Since my move to the area 19 years ago, I have collected every book I could find on local history, so Diana’s concern over distinguishing between Morgan Spring and its relationship to the Beeline March, and the separate property of Morgan’s Grove Park, is a concern I also hold. If misinformation is passed around long enough, it becomes the new “facts.”

From my readings of the history surrounding Morgan’s Grove Park and Morgan Spring, Diana confirmed what I have learned, and expanded my knowledge on two points. The first is the placement of the plaque by the U.S. Army in 1988 in Morgan’s Grove Park and not at Morgan Spring. She answered my question of whether or not they knew the exact location of the spring, since the plaque reads “near this site.” The second thing I learned from her column, was that the Shepherdstown Men’s Club voted in August 2003 to name the spring in the park “Boteler Spring,” to distinguish it from Morgan Spring.
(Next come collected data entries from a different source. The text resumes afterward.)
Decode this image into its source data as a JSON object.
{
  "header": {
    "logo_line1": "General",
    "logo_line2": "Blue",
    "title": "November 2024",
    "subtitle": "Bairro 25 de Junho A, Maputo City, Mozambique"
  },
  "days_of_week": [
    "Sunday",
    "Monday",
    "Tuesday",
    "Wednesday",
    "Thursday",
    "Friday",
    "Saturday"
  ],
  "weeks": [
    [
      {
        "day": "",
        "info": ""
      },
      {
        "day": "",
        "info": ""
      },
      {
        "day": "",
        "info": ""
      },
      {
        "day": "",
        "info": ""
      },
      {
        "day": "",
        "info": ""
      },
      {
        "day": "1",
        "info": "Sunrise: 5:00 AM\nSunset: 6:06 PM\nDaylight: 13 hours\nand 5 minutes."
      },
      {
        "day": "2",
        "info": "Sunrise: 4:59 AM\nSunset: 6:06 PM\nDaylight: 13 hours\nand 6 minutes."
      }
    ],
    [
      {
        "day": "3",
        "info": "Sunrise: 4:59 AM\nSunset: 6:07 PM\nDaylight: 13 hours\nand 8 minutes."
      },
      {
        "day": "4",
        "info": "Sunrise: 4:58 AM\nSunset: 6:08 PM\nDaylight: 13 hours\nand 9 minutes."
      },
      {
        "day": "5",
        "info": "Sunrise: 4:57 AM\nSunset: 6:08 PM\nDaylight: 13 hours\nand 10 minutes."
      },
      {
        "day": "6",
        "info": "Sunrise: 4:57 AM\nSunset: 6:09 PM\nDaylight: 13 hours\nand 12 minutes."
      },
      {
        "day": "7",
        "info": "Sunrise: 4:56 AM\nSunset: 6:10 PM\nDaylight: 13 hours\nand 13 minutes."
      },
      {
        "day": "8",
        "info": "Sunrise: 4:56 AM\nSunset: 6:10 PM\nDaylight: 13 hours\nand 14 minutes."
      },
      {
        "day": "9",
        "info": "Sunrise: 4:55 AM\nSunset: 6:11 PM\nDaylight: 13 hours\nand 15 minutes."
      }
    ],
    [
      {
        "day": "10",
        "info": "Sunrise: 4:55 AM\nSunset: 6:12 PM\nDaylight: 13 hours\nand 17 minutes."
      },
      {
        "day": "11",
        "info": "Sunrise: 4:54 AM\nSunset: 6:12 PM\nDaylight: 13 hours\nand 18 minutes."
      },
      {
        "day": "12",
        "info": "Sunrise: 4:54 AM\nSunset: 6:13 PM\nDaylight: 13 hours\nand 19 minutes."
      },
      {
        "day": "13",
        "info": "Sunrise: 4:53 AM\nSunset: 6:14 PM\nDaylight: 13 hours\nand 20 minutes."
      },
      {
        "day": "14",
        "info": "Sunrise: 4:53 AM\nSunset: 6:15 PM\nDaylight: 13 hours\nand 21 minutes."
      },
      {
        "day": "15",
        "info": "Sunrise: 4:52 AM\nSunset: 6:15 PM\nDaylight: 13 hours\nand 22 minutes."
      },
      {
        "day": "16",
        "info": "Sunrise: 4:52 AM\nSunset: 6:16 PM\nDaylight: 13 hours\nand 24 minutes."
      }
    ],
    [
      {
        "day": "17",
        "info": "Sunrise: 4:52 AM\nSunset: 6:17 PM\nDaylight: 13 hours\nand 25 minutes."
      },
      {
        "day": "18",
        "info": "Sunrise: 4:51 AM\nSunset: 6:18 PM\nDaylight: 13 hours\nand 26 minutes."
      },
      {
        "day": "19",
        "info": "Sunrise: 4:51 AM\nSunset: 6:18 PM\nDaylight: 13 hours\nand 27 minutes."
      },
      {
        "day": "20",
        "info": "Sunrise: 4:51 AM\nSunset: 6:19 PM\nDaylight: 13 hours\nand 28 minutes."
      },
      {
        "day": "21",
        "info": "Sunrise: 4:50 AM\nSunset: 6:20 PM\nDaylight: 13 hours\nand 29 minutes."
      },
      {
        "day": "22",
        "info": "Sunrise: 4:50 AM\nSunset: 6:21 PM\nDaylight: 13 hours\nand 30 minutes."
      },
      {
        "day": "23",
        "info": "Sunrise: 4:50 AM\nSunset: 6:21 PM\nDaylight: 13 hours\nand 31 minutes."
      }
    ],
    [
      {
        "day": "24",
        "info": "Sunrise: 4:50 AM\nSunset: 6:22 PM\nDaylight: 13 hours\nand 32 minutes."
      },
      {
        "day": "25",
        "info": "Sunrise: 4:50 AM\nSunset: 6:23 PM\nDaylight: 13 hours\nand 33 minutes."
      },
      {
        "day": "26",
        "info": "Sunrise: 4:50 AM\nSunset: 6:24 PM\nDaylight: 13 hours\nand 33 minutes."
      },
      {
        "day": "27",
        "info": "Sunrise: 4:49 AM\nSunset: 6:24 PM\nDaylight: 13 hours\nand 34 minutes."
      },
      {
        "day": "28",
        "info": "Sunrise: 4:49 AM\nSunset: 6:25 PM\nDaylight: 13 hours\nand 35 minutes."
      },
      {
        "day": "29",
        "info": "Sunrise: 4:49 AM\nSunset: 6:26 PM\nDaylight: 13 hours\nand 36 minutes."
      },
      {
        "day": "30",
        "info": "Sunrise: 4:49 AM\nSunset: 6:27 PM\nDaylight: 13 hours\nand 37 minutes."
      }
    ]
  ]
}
I have never heard anyone associated with the club mention that fact.

By the way, Diana wrote the two National Register of Historic Places nominations, with assistance from the WV State Historic Office staff. Her work led to both historic properties being added to the Federal Historic Register.

Where I disagree with Diana, is her assertion there is an intent (by unnamed sources, but the Shepherdstown Community Club is implied) to spread a false narrative, which seems to be focused on deleting Morgan Spring from history. She cites as an example the name “Beasley Spring,” rather than “Morgan Spring” appearing on Google Maps. I can assure everyone that the SCC had no part in how that happened! The club have no involvement with, nor influence over, Google.

There are a few reasons for the confusion over these two historic locations.

First, the fact that “Morgan” is in the park’s name invites confusion to anyone without knowledge of local history (no, I’m not suggesting a name change). Diana indicates why the name is incorporated in the park’s moniker, but she also points out the Morgan family never owned the land that has become the park. If “Boteler Park” or “Fountain Rock Park” had been chosen instead, would this confusion exist? I think not.

Secondly, when the club opted to name the park’s spring “Boteler Spring,” some sort of signage or plaque there would likely have stopped, or at least contributed to, easing the confusion. This measure could still take place.

Thirdly, if the plaque donated by the U.S. Army, which was mentioned in her column, had more specific language, rather than “near this sight,” but something like “at Morgan Spring located .5 miles from this site,” might have ended the confusion.

Finally, the fact that Morgan Spring is privately owned and not open to the public makes it essentially “out of sight, out of mind.” Ask the vast majority of local residents to tell you the location of Morgan Spring, and I’ll be you’d get blank stares or they’ll say “Morgan’s Grove Park.” It’s a shame the site of the beginning of the Beeline March, arguably Shepherdstown’s most significant historical contribution, is essentially hidden away. Hopefully someday that will change.

So, yes, there is and likely will continue to be misinformation surrounding Morgan Spring vis–vis Morgan’s Grove Park. Not by intent, but because of the four reasons I’ve cited.